In fact, Kirk said nothing of the sort. He never made his statement about all black women, but four specific people in particular — Michelle Obama, Supreme Court Justice Ketanji Brown Jackson, canned MSNBC yapper Joy Reid, and the late Texas Congresswoman Sheila Jackson.
In sacking Attiah on September 15, Washington Post cited violations of its social media policy, claiming her posts “harmed the integrity” of the organization and “endangered” colleagues.
A review by The Post of the newspaper’s recent union-negotiated employee contract reveals writers are forbidden from providing their services to competition.
Attiah had by that time independently started publishing on Substack. Appearing on New York Times writer Paul Krugman’s podcast, he asked if the Washington Post were OK with that.
Attiah dodged the question, responding: “I was like, well, ‘Could I at least do podcasts or something?

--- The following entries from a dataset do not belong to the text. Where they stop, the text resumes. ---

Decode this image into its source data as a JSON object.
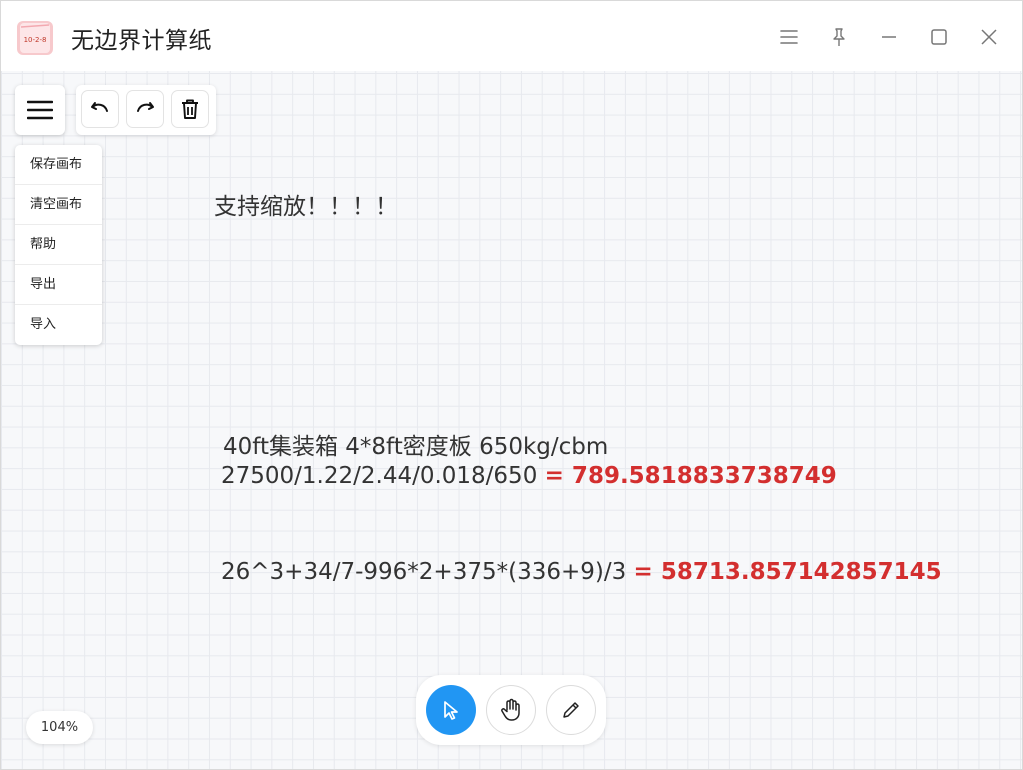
{
  "window": {
    "title": "无边界计算纸",
    "icon_text": "10-2-8"
  },
  "titlebar_buttons": [
    "menu-icon",
    "pin-icon",
    "minimize-icon",
    "maximize-icon",
    "close-icon"
  ],
  "dropdown_menu": {
    "items": [
      "保存画布",
      "清空画布",
      "帮助",
      "导出",
      "导入"
    ]
  },
  "notes": {
    "zoom_text": "支持缩放！！！！",
    "container_line": "40ft集装箱 4*8ft密度板 650kg/cbm",
    "calc1": {
      "expr": "27500/1.22/2.44/0.018/650",
      "result": "= 789.5818833738749"
    },
    "calc2": {
      "expr": "26^3+34/7-996*2+375*(336+9)/3",
      "result": "= 58713.857142857145"
    }
  },
  "zoom": {
    "level": "104%"
  },
  "colors": {
    "accent": "#2196f3",
    "result": "#d32f2f",
    "text": "#333333",
    "canvas_bg": "#f7f8fa",
    "grid": "#e7e9ee"
  }
}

Can I express myself this way?’ Substack has become a really interesting character in this saga of mainstream media, I suppose.”
Neither Attiah, her lawyer, the Washington Post, nor HarperCollins responded to The Post’s requests for comment.
Attiah also caused Washington Post to come under fire in 2023 when, following the slaughter of 1,500 Israeli civilians by terrorists at a music festival on Oct. 7 by Hamas, she shared content on social media including a Tweet which read: “Settlers are not the victims here and never will be.”